Maire de Perpignan, Louis Aliot avait déposé il y a quelques mois une plainte pour « injure publique » contre Josie Boucher, militante associative, syndicale et politique, très active localement dans les mobilisations contre le racisme et le colonialisme. Josie Boucher vient d’apprendre sa mise en examen par la vice-présidente chargée de l’instruction au tribunal judiciaire de Perpignan, pour « injure publique envers un corps constitué », en l’occurrence la commune de Perpignan.

Que lui reproche le récent candidat à la présidence du Rassemblement national (RN) ? Avoir déclaré début mars 2022, lors d’un rassemblement en soutien aux réfugié·es ukrainiens, que « les réfugiés ukrainiens n’ont pas grand-chose à attendre des fascistes ». Cette déclaration, de la part d’une militante engagée depuis des années pour un accueil digne des migrant·es, peu importe leur origine, répondait à la campagne de communication lancée par Louis Aliot visant à s’ériger en grand ami et protecteur des Ukrainien·nes victimes de la guerre. Celui-ci avait poussé l’opportunisme jusqu’à aller lui-même en Pologne pour rapatrier 113 réfugié·es ukrainien·nes. Il est vrai que, suite à l’invasion russe de l’Ukraine et alors que le RN était en pleine campagne présidentielle, le parti de Louis Aliot devait impérativement faire oublier les liens entretenus depuis bien longtemps avec Vladimir Poutine. Le parti fondé par Jean-Marie Le Pen avait d’ailleurs dû modifier en urgence son matériel de campagne puisqu’on y voyait une photo de Marine Le Pen, très fière d’apparaître en compagnie du président russe pour prouver sa stature internationale.

La déclaration de Josie Boucher permettait de rappeler l’hypocrisie de Louis Aliot et de son parti, celui-ci n’ayant cessé depuis 50 ans de marteler des discours anti-immigration et anti-réfugiés, rendant les immigré·es responsables de tous les problèmes sociaux imaginables (chômage, délinquance, échec scolaire, etc.) et s’étant systématiquement opposé à l’accueil des réfugié·es.

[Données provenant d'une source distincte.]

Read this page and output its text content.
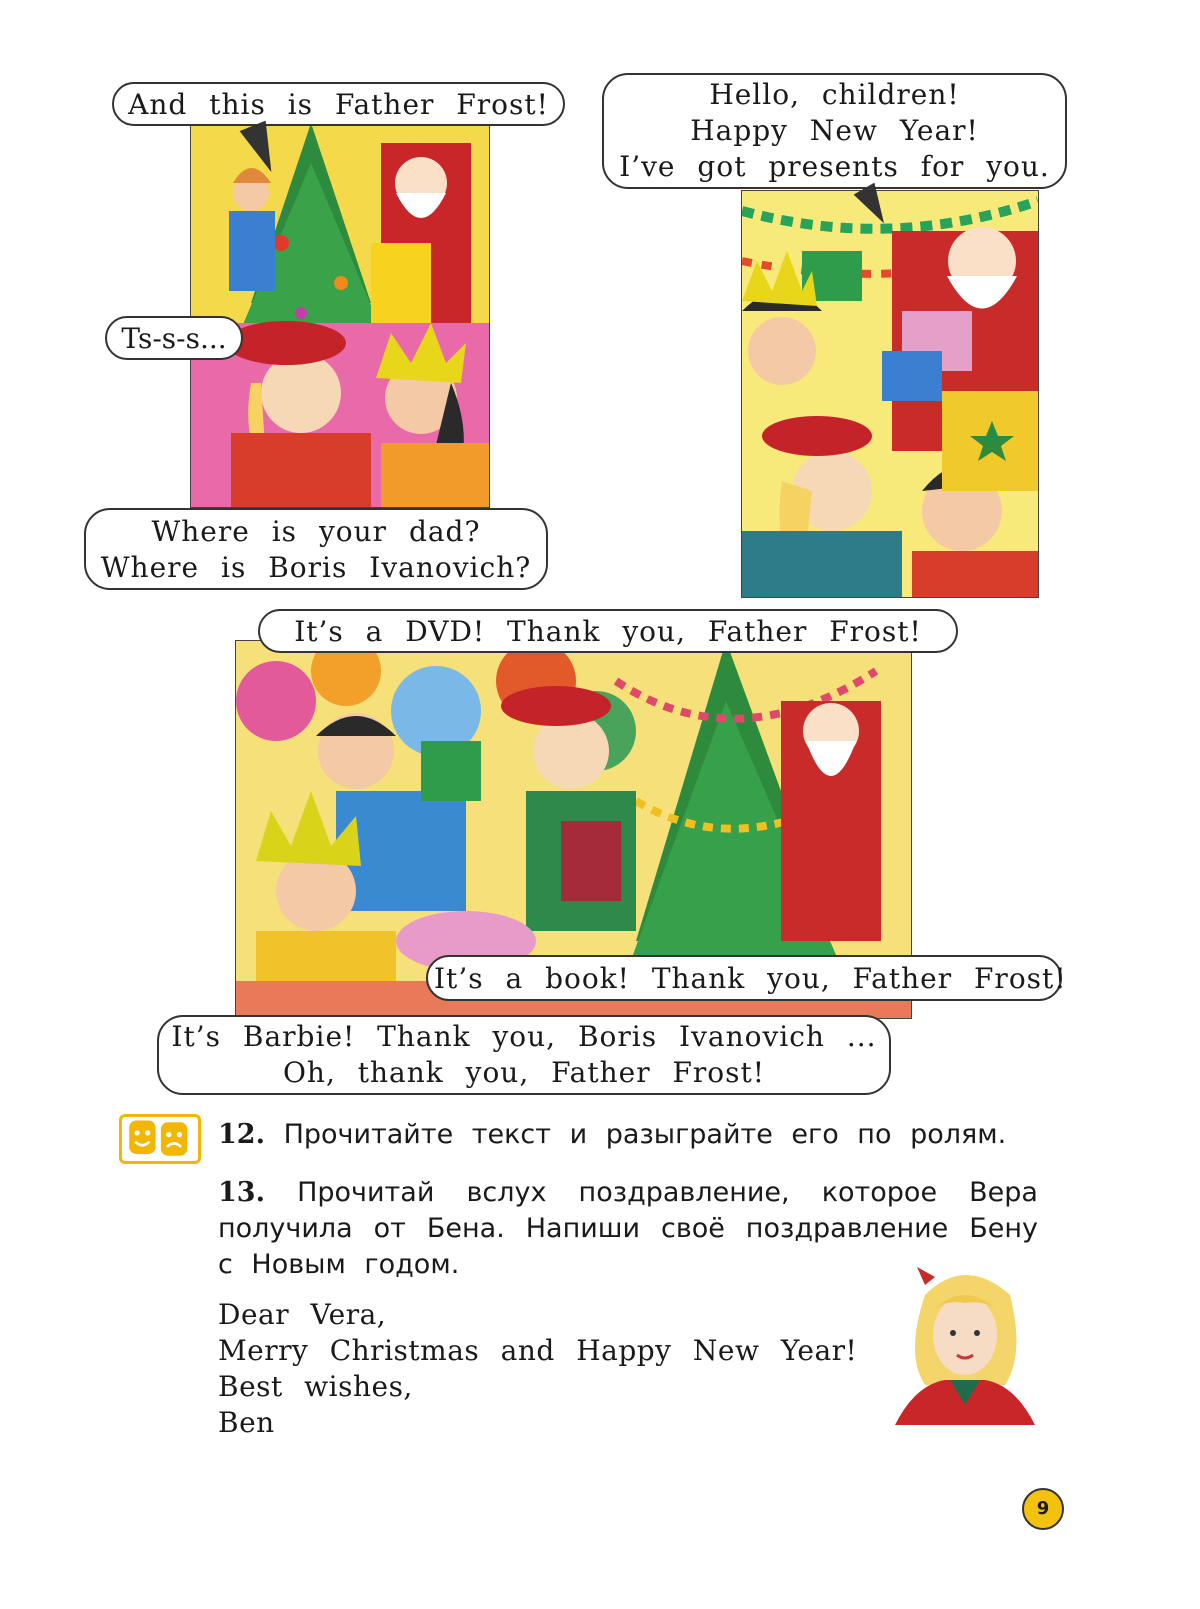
And this is Father Frost!	Hello, children!
Happy New Year!
I’ve got presents for you.
Ts-s-s...
Where is your dad?
Where is Boris Ivanovich?
It’s a DVD! Thank you, Father Frost!
It’s a book! Thank you, Father Frost!
It’s Barbie! Thank you, Boris Ivanovich ...
Oh, thank you, Father Frost!
12. Прочитайте текст и разыграйте его по ролям.
13. Прочитай вслух поздравление, которое Вера получила от Бена. Напиши своё поздравление Бену с Новым годом.
Dear Vera,
Merry Christmas and Happy New Year!
Best wishes,
Ben
9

D’ailleurs, à l’été 2021, seulement quelques mois avant son opération de communication sur le dos des réfugié·es ukrainien·nes, Louis Aliot s’était violemment opposé à l’accueil de réfugié·es afghan·es en affirmant : « Je ne vois pas comment nous accueillerions des Afghans à Perpignan alors que nous sommes incapables de gérer les migrants qui peuplent déjà nos rues et saturent nos hébergements d’urgence ». Il semblerait donc que sa perception de la capacité de la ville de Perpignan à accueillir des réfugié·es ait subitement et radicalement évolué, ou plus sûrement que la solidarité soit chez lui – comme d’ailleurs dans toute la droite française, Macronie incluse – à géométrie variable, selon l’origine, la religion ou la couleur de peau des réfugié·es, mais aussi selon les profits politiques que l’on peut espérer engranger en affichant publiquement sa solidarité.

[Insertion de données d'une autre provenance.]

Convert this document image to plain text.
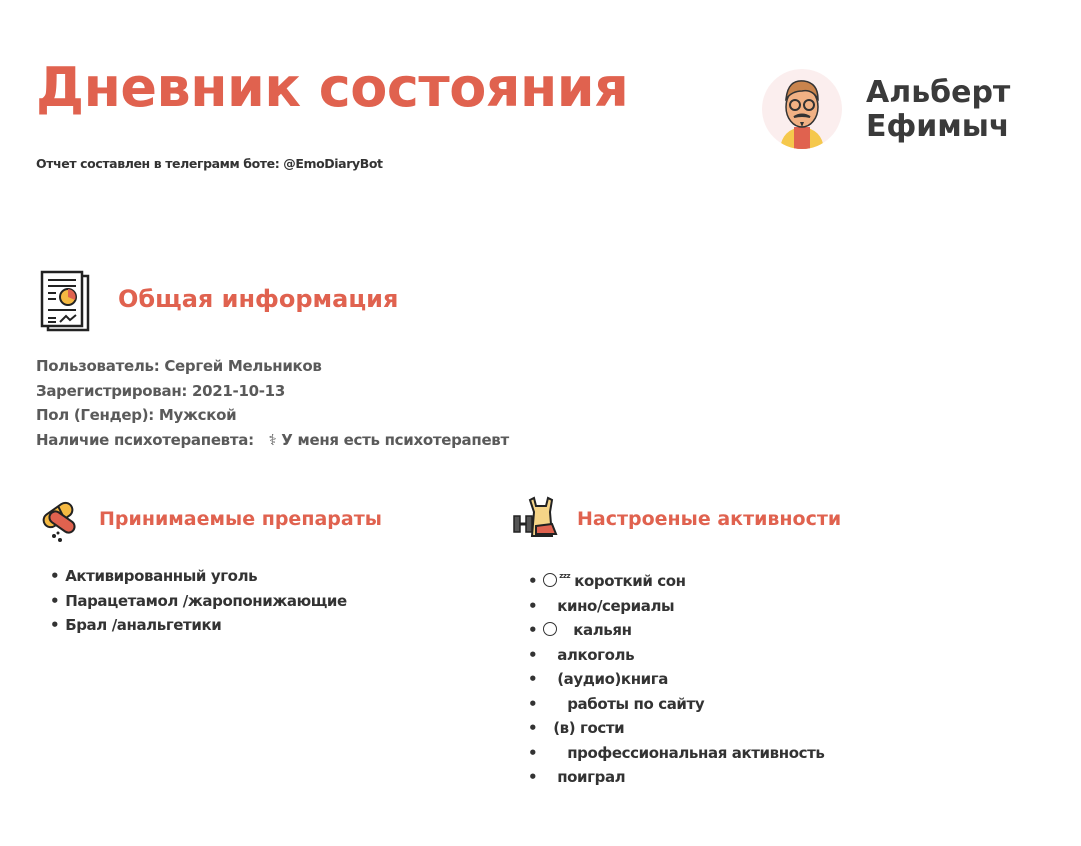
Дневник состояния
Отчет составлен в телеграмм боте: @EmoDiaryBot
Альберт
Ефимыч
Общая информация
Пользователь: Сергей Мельников
Зарегистрирован: 2021-10-13
Пол (Гендер): Мужской
Наличие психотерапевта:   ⚕ У меня есть психотерапевт
Принимаемые препараты
• Активированный уголь
• Парацетамол /жаропонижающие
• Брал /анальгетики
Настроеные активности
• $^{zzz}$ короткий сон
• кино/сериалы
• кальян
• алкоголь
• (аудио)книга
• работы по сайту
• (в) гости
• профессиональная активность
• поиграл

Mais c’est surtout le fait d’être qualifié de « fasciste » qui a suscité la colère du dirigeant d’extrême droite. Œuvrant depuis plus de dix ans à « dédiaboliser » son parti, en plein accord avec Marine Le Pen et avec la complicité d’une bonne partie des « grands » médias et des forces politiques, Louis Aliot ne supporte pas d’être renvoyé à une catégorie qui a longtemps collé à la peau du FN, du fait de son histoire, de ses alliances internationales, mais aussi de ses discours et de ses propositions. Les dirigeants du FN/RN sont d’ailleurs coutumiers de ces tentatives de bâillonner leurs opposants puisque Marine Le Pen avait tenté de faire condamner Jean-Luc Mélenchon lorsque celui-ci, en 2011, l’avait qualifiée de « fasciste ». Elle avait perdu un premier procès puis avait été déboutée aussi bien en appel qu’ensuite par la Cour de cassation, celle-ci jugeant que les propos de Jean-Luc Mélenchon, « exprimant l’opinion de leur auteur, dans le contexte d’un débat politique, au sujet des idées prêtées au responsable d’un parti politique, ne dépassaient pas les limites admissibles de la liberté d’expression ».

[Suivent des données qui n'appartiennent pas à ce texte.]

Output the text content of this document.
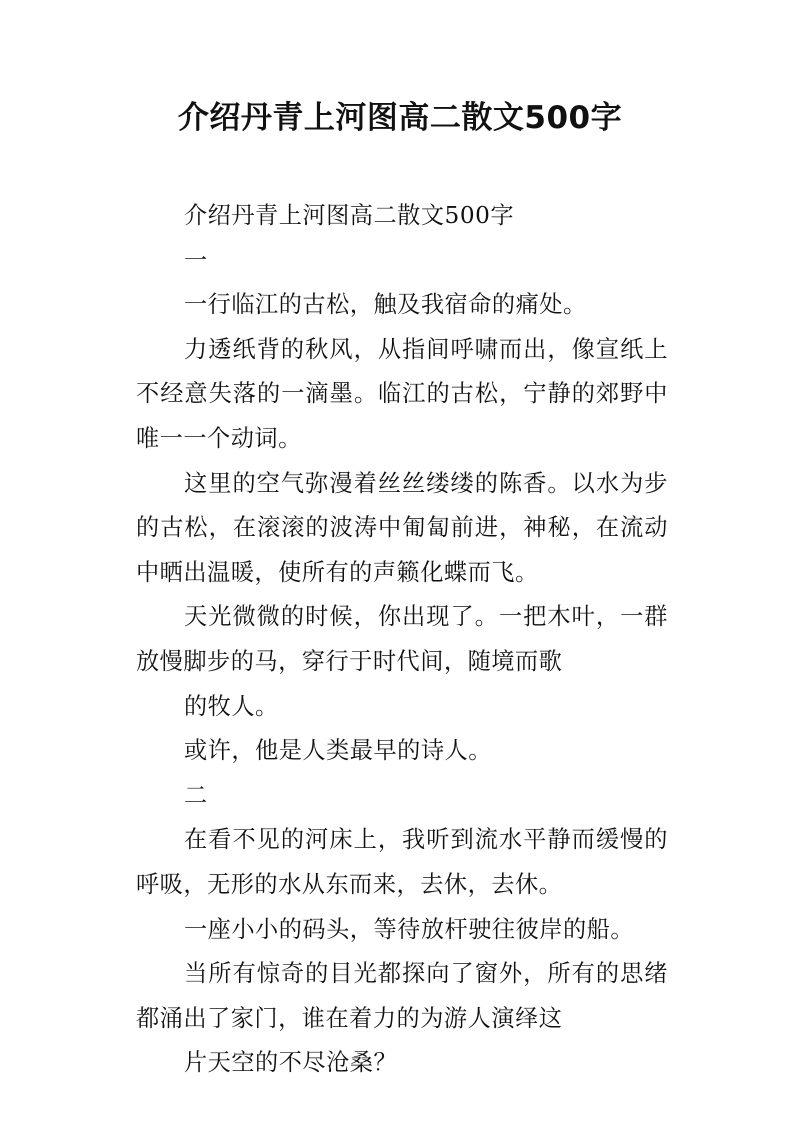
介绍丹青上河图高二散文500字

介绍丹青上河图高二散文500字

一

一行临江的古松，触及我宿命的痛处。

力透纸背的秋风，从指间呼啸而出，像宣纸上不经意失落的一滴墨。临江的古松，宁静的郊野中唯一一个动词。

这里的空气弥漫着丝丝缕缕的陈香。以水为步的古松，在滚滚的波涛中匍匐前进，神秘，在流动中晒出温暖，使所有的声籁化蝶而飞。

天光微微的时候，你出现了。一把木叶，一群放慢脚步的马，穿行于时代间，随境而歌

的牧人。

或许，他是人类最早的诗人。

二

在看不见的河床上，我听到流水平静而缓慢的呼吸，无形的水从东而来，去休，去休。

一座小小的码头，等待放杆驶往彼岸的船。

当所有惊奇的目光都探向了窗外，所有的思绪都涌出了家门，谁在着力的为游人演绎这

片天空的不尽沧桑？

Car c’est bien de liberté d’expression qu’il s’agit et il est savoureux de voir Louis Aliot et Marine Le Pen utiliser la voie judiciaire pour interdire à leurs opposants de les qualifier de fascistes, tout en passant un temps considérable, dans les médias, à contester le « politiquement correct » au nom même de la liberté d’expression, affirmant sans cesse qu’ « on ne peut plus rien dire ». Voilà donc une forme singulière de cette « cancel-culture » dont les droites et extrêmes droites agitent le spectre en permanence en prétendant que la gauche, les féministes ou les antiracistes voudraient abolir la liberté d’expression : interdire certaines catégories politiques au nom du fait qu’elles seraient injurieuses. Il y a là une bataille de grande importance, où il nous faut affirmer avec force que ce n’est pas à la justice de décider quelle notion est la plus pertinente pour qualifier l’idéologie promue par Louis Aliot et le FN/RN. Cela relève d’un débat pleinement légitime, non seulement entre historien-nes ou entre politistes, mais aussi entre citoyen-nes et entre forces politiques.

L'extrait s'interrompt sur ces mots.